Working with the lab of Rice chemist Vicki Colvin, the team then synthesized silver nanoparticles inside the anaerobic chamber to eliminate any chance of oxidation. “We found the particles, even up to a concentration of 195 parts per million, were still not toxic to bacteria,” Xiu said. “But for the ionic silver, a concentration of about 15 parts per billion would kill all the bacteria present. That told us the particle is 7,665 times less toxic than the silver ions, indicating a negligible toxicity.”

“The point of that experiment,” Alvarez [Pedro Alvarez, George R. Brown Professor and chair of Rice’s Civil and Environmental Engineering Department] said, “was to show that a lot of people were obtaining data that was confounded by a release of ions, which was occurring during exposure they perhaps weren’t aware of.”
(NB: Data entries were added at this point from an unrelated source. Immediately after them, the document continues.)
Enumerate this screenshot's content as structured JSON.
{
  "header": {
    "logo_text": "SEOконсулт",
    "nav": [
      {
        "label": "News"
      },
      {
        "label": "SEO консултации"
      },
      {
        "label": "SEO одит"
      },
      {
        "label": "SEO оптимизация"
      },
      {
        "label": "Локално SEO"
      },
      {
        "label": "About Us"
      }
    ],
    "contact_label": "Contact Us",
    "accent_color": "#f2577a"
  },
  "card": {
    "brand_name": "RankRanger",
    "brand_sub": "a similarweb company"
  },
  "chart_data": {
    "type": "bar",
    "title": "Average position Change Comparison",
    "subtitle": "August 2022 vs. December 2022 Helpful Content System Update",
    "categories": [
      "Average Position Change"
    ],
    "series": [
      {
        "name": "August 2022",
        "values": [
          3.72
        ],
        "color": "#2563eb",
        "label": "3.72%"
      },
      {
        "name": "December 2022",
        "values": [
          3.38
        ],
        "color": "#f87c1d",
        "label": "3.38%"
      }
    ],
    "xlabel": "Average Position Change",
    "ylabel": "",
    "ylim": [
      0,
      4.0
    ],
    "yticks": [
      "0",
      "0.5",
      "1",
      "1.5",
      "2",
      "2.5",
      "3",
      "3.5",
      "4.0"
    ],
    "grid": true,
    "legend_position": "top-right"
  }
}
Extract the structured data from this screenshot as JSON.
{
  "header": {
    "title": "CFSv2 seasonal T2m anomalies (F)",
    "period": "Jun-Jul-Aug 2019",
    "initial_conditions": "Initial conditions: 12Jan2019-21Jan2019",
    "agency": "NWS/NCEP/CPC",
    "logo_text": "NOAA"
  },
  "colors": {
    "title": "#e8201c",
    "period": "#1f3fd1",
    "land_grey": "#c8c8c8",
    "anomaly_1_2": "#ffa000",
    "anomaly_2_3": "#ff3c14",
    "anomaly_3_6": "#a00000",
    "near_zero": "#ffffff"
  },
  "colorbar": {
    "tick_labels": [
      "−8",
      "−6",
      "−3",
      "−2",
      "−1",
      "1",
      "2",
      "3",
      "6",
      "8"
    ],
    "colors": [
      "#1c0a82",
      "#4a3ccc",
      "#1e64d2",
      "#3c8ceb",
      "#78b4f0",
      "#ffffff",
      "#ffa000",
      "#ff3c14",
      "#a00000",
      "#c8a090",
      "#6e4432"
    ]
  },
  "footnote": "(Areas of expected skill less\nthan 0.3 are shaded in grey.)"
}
Alvarez suggested the team’s anaerobic method may be used to test many other kinds of metallic nanoparticles for toxicity and could help fine-tune the antibacterial qualities of silver particles. In their tests, the Rice researchers also found evidence of homesis; [e.g..,] E. coli became stimulated by silver ions when they encountered doses too small to kill them.

“Ultimately, we want to control the rate of (ion) release to obtain the desired concentrations that just do the job,” Alvarez said. “You don’t want to overshoot and overload the environment with toxic ions while depleting silver, which is a noble metal, a valuable resource – and a somewhat expensive disinfectant. But you don’t want to undershoot, either.”

He said the finding should shift the debate over the size, shape and coating of silver nanoparticles. [emphasis mine] “Of course they matter,” Alvarez said, “but only indirectly, as far as these variables affect the dissolution rate of the ions. The key determinant of toxicity is the silver ions. So the focus should be on mass-transfer processes and controlled-release mechanisms.”

Interestingly, this is a joint US-UK effort (US Environmental Protection Agency and the U.K. Natural Environment Research Council). H/T to Will Soutter’s July 12, 2012 news item on Azonano for the information about this latest silver nanoparticle research from Rice University. The July 11, 2012 news item on Nanowerk also features information about the silver nanoparticles, ions, and Rice University.

I have mentioned Vicki Colvin’s work previously including this Jan. 28, 2011 posting about a UK/US joint environmental research effort. I have also mentioned Pedro Alvarez a few times including this Aug. 2, 2010 posting about nanomaterials and the construction industry.